Reto Camenisch – Gian Paolo Minelli
25.5.-28.6.03
«Carcel de Caseros» heisst das ehemalige Staatsgefängnis von Buenos Aires, das der in Argentinien lebende Fotograf Gian Paolo Minelli für seine neuste Serie während zwei Jahren regelmässig besucht hat. Es entstanden eindrückliche Bilder, die von Lebenslust und Wille nach Freiheit einerseits und einer unvergleichlichen Melancholie andererseits geprägt sind. Einst wurde das riesige Gebäude von Hundertschaften bevölkert, heute steht es leer.

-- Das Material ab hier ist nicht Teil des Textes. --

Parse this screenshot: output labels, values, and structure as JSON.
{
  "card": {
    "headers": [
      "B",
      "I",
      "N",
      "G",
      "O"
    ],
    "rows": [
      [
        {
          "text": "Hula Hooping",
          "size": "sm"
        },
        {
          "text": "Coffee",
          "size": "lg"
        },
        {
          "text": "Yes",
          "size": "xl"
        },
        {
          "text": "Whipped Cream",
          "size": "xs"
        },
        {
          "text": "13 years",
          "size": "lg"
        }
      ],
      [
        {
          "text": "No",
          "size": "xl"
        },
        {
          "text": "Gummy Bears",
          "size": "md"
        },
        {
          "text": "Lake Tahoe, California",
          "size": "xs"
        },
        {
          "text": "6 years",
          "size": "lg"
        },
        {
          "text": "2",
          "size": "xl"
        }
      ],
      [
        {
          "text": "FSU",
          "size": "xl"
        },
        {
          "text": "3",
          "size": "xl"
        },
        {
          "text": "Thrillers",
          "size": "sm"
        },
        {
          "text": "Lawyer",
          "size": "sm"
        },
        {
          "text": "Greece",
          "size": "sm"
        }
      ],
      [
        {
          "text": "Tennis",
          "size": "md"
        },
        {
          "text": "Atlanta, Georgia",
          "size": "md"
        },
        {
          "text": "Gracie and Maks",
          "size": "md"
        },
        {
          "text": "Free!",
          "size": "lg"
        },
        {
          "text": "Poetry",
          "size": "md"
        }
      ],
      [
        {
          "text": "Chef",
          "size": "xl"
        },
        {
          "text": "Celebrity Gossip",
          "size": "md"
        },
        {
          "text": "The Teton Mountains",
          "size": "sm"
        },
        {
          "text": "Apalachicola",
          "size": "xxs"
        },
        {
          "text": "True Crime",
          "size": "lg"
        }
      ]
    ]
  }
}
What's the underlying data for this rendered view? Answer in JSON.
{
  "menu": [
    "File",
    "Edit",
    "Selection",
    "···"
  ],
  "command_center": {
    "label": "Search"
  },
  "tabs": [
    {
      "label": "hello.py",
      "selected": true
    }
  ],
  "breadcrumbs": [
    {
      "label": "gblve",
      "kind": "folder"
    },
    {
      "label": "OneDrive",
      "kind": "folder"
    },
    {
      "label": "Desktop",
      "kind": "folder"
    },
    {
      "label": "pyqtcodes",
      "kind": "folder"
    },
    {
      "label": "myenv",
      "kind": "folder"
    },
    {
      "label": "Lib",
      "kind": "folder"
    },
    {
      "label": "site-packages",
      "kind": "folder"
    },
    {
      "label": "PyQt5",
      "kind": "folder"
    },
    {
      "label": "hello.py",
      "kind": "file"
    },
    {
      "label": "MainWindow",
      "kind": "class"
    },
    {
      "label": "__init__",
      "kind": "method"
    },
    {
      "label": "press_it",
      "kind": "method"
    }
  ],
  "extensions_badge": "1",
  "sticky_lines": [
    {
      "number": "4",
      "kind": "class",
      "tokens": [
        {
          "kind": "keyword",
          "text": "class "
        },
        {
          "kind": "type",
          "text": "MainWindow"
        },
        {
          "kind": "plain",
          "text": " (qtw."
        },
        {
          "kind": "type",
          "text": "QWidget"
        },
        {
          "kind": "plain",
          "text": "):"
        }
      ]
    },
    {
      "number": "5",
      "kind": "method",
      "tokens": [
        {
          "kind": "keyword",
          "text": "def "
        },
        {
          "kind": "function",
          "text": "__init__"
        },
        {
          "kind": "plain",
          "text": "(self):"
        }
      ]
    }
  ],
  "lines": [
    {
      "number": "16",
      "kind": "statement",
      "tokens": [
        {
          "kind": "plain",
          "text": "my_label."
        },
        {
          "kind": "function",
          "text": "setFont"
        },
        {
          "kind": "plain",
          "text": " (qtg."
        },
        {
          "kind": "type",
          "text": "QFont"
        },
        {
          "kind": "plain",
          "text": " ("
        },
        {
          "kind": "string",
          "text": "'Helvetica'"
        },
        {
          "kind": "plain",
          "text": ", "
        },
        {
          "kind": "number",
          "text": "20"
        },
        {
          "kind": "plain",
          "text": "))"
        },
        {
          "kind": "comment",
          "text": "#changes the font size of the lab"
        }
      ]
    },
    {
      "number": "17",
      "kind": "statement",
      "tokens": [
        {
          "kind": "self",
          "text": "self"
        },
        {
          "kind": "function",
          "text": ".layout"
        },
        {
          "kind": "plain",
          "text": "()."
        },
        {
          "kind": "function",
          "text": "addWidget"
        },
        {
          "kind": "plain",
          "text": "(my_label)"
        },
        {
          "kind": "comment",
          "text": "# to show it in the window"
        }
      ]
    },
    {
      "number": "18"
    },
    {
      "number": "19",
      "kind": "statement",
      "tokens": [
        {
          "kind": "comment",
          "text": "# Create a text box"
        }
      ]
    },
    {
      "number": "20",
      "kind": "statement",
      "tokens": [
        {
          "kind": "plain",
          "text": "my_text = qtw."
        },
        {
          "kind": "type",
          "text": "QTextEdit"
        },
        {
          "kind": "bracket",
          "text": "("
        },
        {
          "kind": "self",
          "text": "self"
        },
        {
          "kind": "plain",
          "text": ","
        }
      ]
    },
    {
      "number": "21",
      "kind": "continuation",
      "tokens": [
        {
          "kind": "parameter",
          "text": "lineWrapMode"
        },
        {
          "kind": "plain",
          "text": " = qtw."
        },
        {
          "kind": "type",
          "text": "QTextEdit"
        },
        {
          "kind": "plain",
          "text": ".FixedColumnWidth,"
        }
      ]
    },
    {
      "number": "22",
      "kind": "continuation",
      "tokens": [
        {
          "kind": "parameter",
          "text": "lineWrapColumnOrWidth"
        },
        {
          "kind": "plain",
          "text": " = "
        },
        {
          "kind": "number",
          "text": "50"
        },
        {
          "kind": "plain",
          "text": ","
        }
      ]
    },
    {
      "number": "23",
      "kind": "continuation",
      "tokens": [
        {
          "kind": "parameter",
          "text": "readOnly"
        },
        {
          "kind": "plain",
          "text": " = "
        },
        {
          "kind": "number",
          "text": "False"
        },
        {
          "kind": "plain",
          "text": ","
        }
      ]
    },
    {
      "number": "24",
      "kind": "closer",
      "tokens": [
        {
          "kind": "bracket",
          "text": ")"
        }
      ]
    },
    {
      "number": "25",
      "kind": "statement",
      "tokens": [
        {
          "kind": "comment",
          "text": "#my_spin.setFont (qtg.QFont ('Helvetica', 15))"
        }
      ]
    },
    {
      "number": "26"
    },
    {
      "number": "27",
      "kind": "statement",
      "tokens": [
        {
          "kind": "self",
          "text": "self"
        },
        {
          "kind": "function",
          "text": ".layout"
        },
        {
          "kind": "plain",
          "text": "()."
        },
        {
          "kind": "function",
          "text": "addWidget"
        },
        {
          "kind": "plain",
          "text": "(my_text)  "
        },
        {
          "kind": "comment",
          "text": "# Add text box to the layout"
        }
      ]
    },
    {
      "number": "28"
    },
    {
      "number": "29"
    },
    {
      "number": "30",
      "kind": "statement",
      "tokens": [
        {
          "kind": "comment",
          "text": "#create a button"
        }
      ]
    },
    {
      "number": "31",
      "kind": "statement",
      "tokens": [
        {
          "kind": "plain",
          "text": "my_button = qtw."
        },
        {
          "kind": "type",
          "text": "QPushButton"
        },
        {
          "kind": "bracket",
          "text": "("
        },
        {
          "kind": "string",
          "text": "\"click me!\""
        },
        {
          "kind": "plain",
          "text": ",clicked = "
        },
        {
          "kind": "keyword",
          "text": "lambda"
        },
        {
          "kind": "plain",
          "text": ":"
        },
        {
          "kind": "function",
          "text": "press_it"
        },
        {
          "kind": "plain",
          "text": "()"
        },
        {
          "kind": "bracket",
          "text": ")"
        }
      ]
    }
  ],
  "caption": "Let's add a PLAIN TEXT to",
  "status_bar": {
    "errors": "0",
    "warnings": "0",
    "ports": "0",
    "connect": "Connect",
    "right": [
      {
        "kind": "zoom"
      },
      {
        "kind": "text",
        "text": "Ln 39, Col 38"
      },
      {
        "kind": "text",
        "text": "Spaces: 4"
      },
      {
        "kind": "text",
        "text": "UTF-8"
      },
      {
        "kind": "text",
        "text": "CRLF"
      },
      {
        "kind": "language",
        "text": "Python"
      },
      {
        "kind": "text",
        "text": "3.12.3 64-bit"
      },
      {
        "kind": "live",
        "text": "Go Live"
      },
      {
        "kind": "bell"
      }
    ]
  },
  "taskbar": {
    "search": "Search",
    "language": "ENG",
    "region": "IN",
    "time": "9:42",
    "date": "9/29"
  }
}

Es blieben nur vereinzelte Relikte der Hundertschaften, die einmal die Mauern bevölkerten. Doch sind es genau diese Relikte, Wandzeichnungen oder Eingriffe in die Raumstruktur, die Minelli aufspürte und abbildete. Seile, an denen Tücher aufgehängt wurden, um trotzdem eine gewisse Intimität in den Grossraumzellen zu haben oder Glasziegel, die einst das Licht der Freiheit in den Raum fluten liessen. Noch heute muten der morbide Charme des Gebäudes, die unzähligen Geschichten sowie deren Schicksale anziehend und abstossend zugleich an. Minelli hat sich dem leeren Gebäude mit Achtung und Zurückhaltung genähert und damit auch den ehemaligen politischen Gefangenen etwas von ihrer einst verlorenen Würde zurückgegeben. Einmal mehr ein gekonntes Ausloten der Schnittmenge von Historie, aktueller Realität und alles überspannender Ästhetik.

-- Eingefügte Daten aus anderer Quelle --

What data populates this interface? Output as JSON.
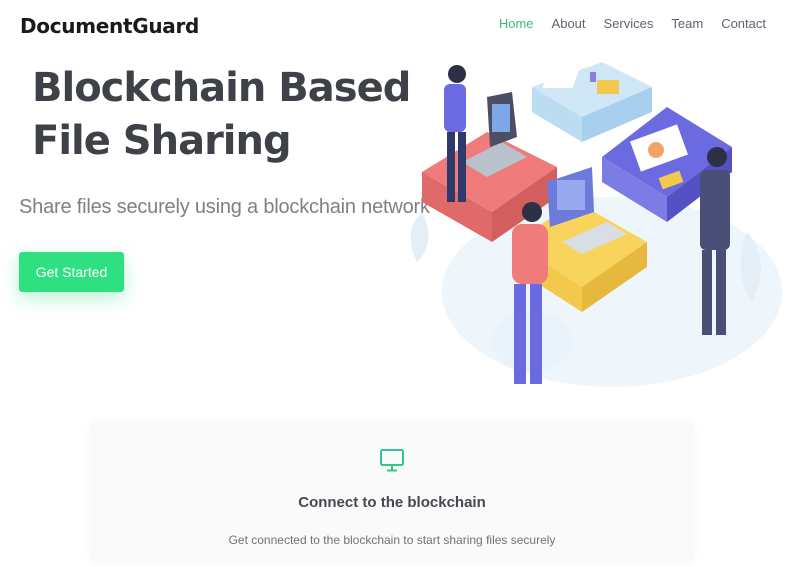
{
  "header": {
    "brand": "DocumentGuard",
    "nav": [
      {
        "label": "Home",
        "active": true
      },
      {
        "label": "About",
        "active": false
      },
      {
        "label": "Services",
        "active": false
      },
      {
        "label": "Team",
        "active": false
      },
      {
        "label": "Contact",
        "active": false
      }
    ]
  },
  "hero": {
    "title_line1": "Blockchain Based",
    "title_line2": "File Sharing",
    "subtitle": "Share files securely using a blockchain network",
    "cta_label": "Get Started",
    "illustration": "blockchain-teamwork-illustration"
  },
  "feature": {
    "icon": "monitor-icon",
    "title": "Connect to the blockchain",
    "text": "Get connected to the blockchain to start sharing files securely"
  },
  "colors": {
    "accent": "#2ee07f",
    "nav_active": "#3bb97a",
    "title": "#3f4148"
  }
}
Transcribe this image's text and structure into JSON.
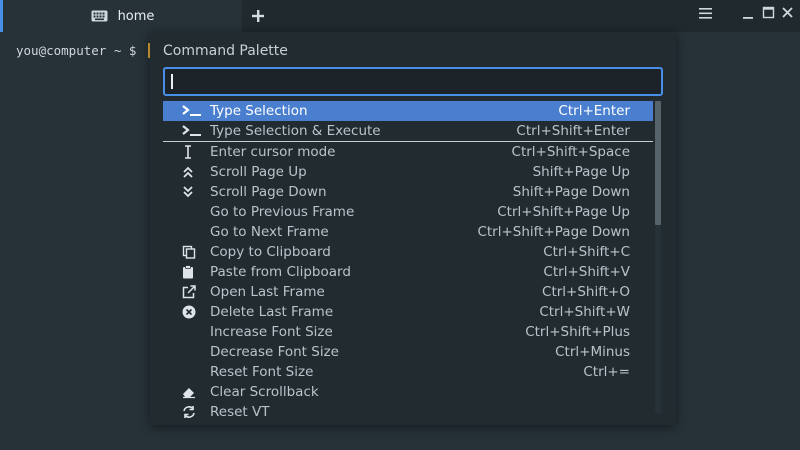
{
  "tabs": [
    {
      "label": "home",
      "icon": "keyboard-icon",
      "active": true
    }
  ],
  "window": {
    "new_tab_icon": "plus-icon",
    "menu_icon": "hamburger-menu-icon",
    "minimize_icon": "minimize-icon",
    "maximize_icon": "maximize-icon",
    "close_icon": "close-icon"
  },
  "terminal": {
    "prompt": "you@computer ~ $"
  },
  "palette": {
    "title": "Command Palette",
    "input_value": "",
    "accent_color": "#4a8fe7",
    "selected_color": "#4a7fd0",
    "items": [
      {
        "label": "Type Selection",
        "shortcut": "Ctrl+Enter",
        "icon": "terminal-prompt-icon",
        "selected": true
      },
      {
        "label": "Type Selection & Execute",
        "shortcut": "Ctrl+Shift+Enter",
        "icon": "terminal-prompt-icon"
      },
      {
        "label": "Enter cursor mode",
        "shortcut": "Ctrl+Shift+Space",
        "icon": "text-cursor-icon"
      },
      {
        "label": "Scroll Page Up",
        "shortcut": "Shift+Page Up",
        "icon": "chevrons-up-icon"
      },
      {
        "label": "Scroll Page Down",
        "shortcut": "Shift+Page Down",
        "icon": "chevrons-down-icon"
      },
      {
        "label": "Go to Previous Frame",
        "shortcut": "Ctrl+Shift+Page Up",
        "icon": ""
      },
      {
        "label": "Go to Next Frame",
        "shortcut": "Ctrl+Shift+Page Down",
        "icon": ""
      },
      {
        "label": "Copy to Clipboard",
        "shortcut": "Ctrl+Shift+C",
        "icon": "copy-icon"
      },
      {
        "label": "Paste from Clipboard",
        "shortcut": "Ctrl+Shift+V",
        "icon": "clipboard-icon"
      },
      {
        "label": "Open Last Frame",
        "shortcut": "Ctrl+Shift+O",
        "icon": "external-link-icon"
      },
      {
        "label": "Delete Last Frame",
        "shortcut": "Ctrl+Shift+W",
        "icon": "close-circle-icon"
      },
      {
        "label": "Increase Font Size",
        "shortcut": "Ctrl+Shift+Plus",
        "icon": ""
      },
      {
        "label": "Decrease Font Size",
        "shortcut": "Ctrl+Minus",
        "icon": ""
      },
      {
        "label": "Reset Font Size",
        "shortcut": "Ctrl+=",
        "icon": ""
      },
      {
        "label": "Clear Scrollback",
        "shortcut": "",
        "icon": "eraser-icon"
      },
      {
        "label": "Reset VT",
        "shortcut": "",
        "icon": "refresh-icon"
      }
    ]
  }
}
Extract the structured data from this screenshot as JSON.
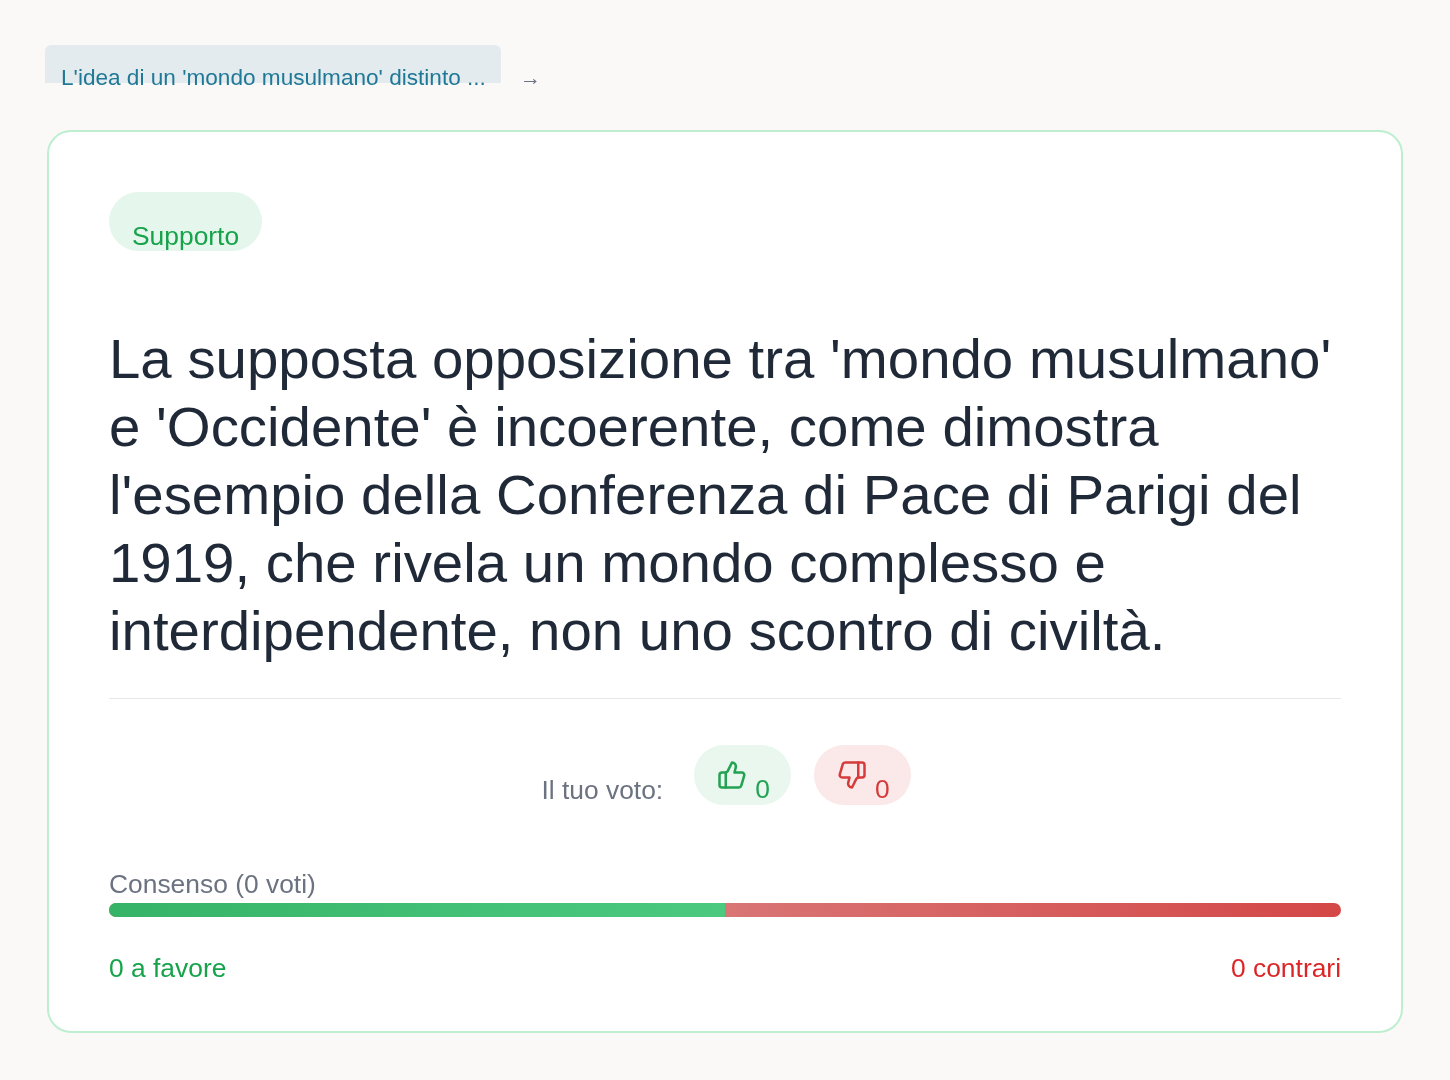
{
  "breadcrumb": {
    "link": "L'idea di un 'mondo musulmano' distinto ...",
    "arrow": "→"
  },
  "card": {
    "stance": {
      "kind": "support",
      "label": "Supporto"
    },
    "claim": "La supposta opposizione tra 'mondo musulmano' e 'Occidente' è incoerente, come dimostra l'esempio della Conferenza di Pace di Parigi del 1919, che rivela un mondo complesso e interdipendente, non uno scontro di civiltà.",
    "vote": {
      "label": "Il tuo voto:",
      "buttons": [
        {
          "kind": "up",
          "count": "0"
        },
        {
          "kind": "down",
          "count": "0"
        }
      ]
    },
    "consensus": {
      "label": "Consenso (0 voti)",
      "level": 0.5,
      "favor": "0 a favore",
      "against": "0 contrari"
    }
  }
}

Den Arbeiten des in sich geschlossenen Systems des Gefängnisses stehen Landschaftsfotografien von Reto Camenisch gegenüber. Der Schweizer Fotograf versteht es eindrücklich, das Wesen einer Landschaft aufzuspüren und in stimmigen Bildern festzuhalten. Ob in den lieblichen Schweizer Bergen, im zerfurchten Irland oder an verträumten Stränden, stets steht die Landschaft im Zentrum – entrückt und zeitlos. Für die aktuelle Ausstellung wurden ausschliesslich Arbeiten ausgewählt, die ohne jegliche zivilisatorischen Eingriffe sind. Keine von Menschenhand aufgetürmten Steinhaufen, keine Architektur, keine Strassen und Wege – nur Natur und Zeit. So wirken denn die Bilder auch auf einer anderen Ebene. Zwar muten sie auf der einen Seite vertraut an, auf der anderen Seite haftet ihnen jedoch stets die Idee von vermeintlichen, nahezu unerreichbaren Ideallandschaften an. In ihrer Monumentalität wirken sogar kleinste Details, einzelne Steine oder Bäume und erzählen vom Lauf der Zeit. Die Bilder werden zu Arenen von Offenheit und Raum, zum Sinnbild für ungezähmte Freiheit.

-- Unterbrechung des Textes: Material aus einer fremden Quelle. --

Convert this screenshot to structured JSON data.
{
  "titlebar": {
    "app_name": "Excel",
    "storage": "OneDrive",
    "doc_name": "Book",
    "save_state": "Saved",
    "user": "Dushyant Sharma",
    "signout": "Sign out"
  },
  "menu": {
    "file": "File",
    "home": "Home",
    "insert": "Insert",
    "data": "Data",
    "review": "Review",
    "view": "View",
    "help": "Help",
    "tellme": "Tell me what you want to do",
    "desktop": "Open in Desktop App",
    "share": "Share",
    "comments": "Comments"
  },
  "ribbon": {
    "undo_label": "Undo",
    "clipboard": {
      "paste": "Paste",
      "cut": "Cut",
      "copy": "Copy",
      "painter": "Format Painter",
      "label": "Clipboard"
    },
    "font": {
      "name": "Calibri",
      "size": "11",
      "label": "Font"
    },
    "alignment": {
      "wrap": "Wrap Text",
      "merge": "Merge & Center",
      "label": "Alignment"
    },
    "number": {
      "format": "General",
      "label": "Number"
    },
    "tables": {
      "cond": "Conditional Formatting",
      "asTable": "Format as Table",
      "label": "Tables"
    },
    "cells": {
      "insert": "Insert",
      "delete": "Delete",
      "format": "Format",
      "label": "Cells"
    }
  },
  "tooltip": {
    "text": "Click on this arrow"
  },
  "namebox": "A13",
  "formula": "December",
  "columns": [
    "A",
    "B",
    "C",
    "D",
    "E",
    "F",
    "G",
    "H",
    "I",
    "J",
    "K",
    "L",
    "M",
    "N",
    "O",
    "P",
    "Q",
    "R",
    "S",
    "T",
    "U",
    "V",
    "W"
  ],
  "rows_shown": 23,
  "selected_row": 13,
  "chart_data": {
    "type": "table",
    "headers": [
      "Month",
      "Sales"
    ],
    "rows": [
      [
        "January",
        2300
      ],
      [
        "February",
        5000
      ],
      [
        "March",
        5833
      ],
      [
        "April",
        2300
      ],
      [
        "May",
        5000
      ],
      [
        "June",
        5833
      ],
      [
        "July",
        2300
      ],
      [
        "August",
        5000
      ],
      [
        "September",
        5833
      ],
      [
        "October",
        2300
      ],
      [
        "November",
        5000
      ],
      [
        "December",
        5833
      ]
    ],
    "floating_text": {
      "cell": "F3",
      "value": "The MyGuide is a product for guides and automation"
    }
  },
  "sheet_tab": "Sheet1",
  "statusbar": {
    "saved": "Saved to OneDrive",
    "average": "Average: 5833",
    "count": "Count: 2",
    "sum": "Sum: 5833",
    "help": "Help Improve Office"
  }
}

So lebt die Ausstellung von zwei parallelen Realitäten, der Realität im hermetisch abgeschlossenen Raum und der Realität draussen, ausserhalb der Mauern. Minellis Farbfotografien beginnen mit den schwarz-weissen Bildern von Camenisch zu kommunizieren, ähnlich wie Wirklichkeit und Traum.